Мы бы назвали это защитным использованием нуминозного, что, как мы уже видели, играет весьма заметную роль в формировании архетипической системы самосохранения. Я хотел здесь продемонстрировать, что такая защита представляет собой некое поразительное, чудесное образование, но вместе с тем и смертоносное. Юнг недостаточно внимания уделял даймонической, дьявольской стороне нуминозного, его коварству и разрушающему действию в мире фантазии. Он привел прекрасное описание нуминозного как амбивалентности архаичного божества, оставив, однако, нам, его последователям, решение проблемы религии, а также ее значения для клинической практики.
К счастью, Юнг говорит, что реальная терапия состоит не во вхождении в сферу нуминозного, а в «приближении к нуминозному». Здесь мы предприняли попытку показать, что для пациентов, переживших психическую травму, это приближение представляет собой процесс, который состоит из двух стадий. На первой стадии мы встречаемся с негативной, даймонической стороной нуминозного (здесь уместна, например, метафора колдовства). Только после того, как даймонический элемент системы самосохранения распознан и стали поняты его функции во внутреннем мире, только тогда могут быть установлены отношения между Эго и позитивным нуминозным измерением жизни. В мифе об Эроте и Психее, который мы разбирали выше, эту «третью» (символическую) возможность назвали «Радость», она означает рождение нового после тяжелой борьбы, потребовавшей многих жертв – принесения в жертву идентификации с нуминозным, с архетипическими сущностями. Так протекает психотерапия с пациентами, которые выжили благодаря своей системе самосохранения, однако теперь должны отказаться от нее, как этого требует решение задачи укрепления их Эго, ориентированного на реальность. В терапевтической работе мы стремимся к росту и усилению Эго, чтобы оно было в состоянии выдерживать отношения со всеми сторонами нуминозного, его светлым и темным аспектом – отношения, в которых воздается должное как священному измерению нашей духовности, так и материальной/физической стороне нашей жизни.

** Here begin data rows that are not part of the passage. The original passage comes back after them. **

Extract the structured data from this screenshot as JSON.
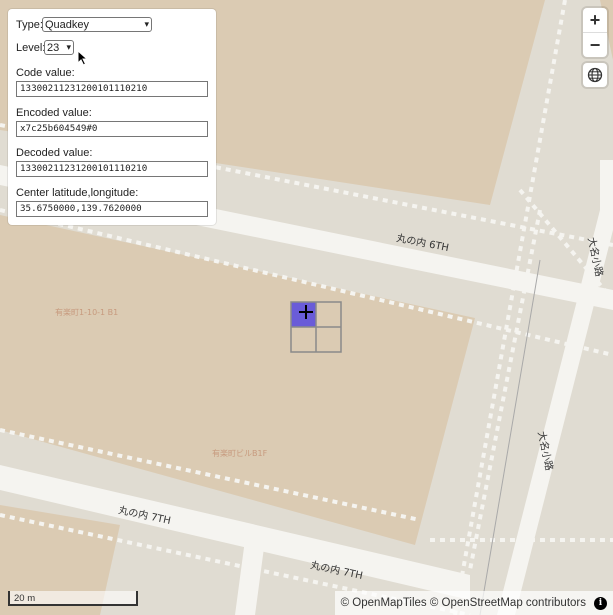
{
  "panel": {
    "type_label": "Type:",
    "type_value": "Quadkey",
    "level_label": "Level:",
    "level_value": "23",
    "code_label": "Code value:",
    "code_value": "13300211231200101110210",
    "encoded_label": "Encoded value:",
    "encoded_value": "x7c25b604549#0",
    "decoded_label": "Decoded value:",
    "decoded_value": "13300211231200101110210",
    "center_label": "Center latitude,longitude:",
    "center_value": "35.6750000,139.7620000"
  },
  "map": {
    "road_labels": [
      "丸の内 6TH",
      "丸の内 7TH",
      "丸の内 7TH",
      "大名小路",
      "大名小路"
    ],
    "building_labels": [
      "有楽町1-10-1 B1",
      "有楽町ビルB1F"
    ],
    "grid_highlight_color": "#6a5cd8"
  },
  "controls": {
    "zoom_in": "+",
    "zoom_out": "−"
  },
  "scale": "20 m",
  "attribution": "© OpenMapTiles © OpenStreetMap contributors",
  "info_icon": "i"
}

Фрейд говорил, что задачей психоанализа является преобразование катастрофы невроза (в котором доминирует принцип удовольствия) в повседневные страдания. Фрейд был прав, но, как полагал Юнг, лишь наполовину. Фрейд не понял, что с фантазиями исполнения желаний и блаженными устремлениями невротиков к несбыточным надеждам переплетены универсальные (архетипические) фантазии – и ангельские, и демонические. Мы уже отмечали, что изначально травмированное Эго раздуто этими фигурами архетипической системы самосохранения через идентификацию с ними, однако эти универсальные внутренние «личности» представляют собой первую стадию инкарнации неуничтожимого личностного духа, страстно стремящегося к воплощенному присутствию в «этом мире». Принесение в жертву идентификации с этими структурами, чему и Фрейд и Юнг придавали решающее значение, вовсе не означает разоблачения нуминозного как иллюзии (Фрейд), но является отбрасыванием шелухи раздутой идентификации Эго с нуминозным, что открывает возможность для отношений с ним – и с темным и со светлым его аспектом, в которых есть место для смирения и благодарности, что и составляет сущность религиозной жизни.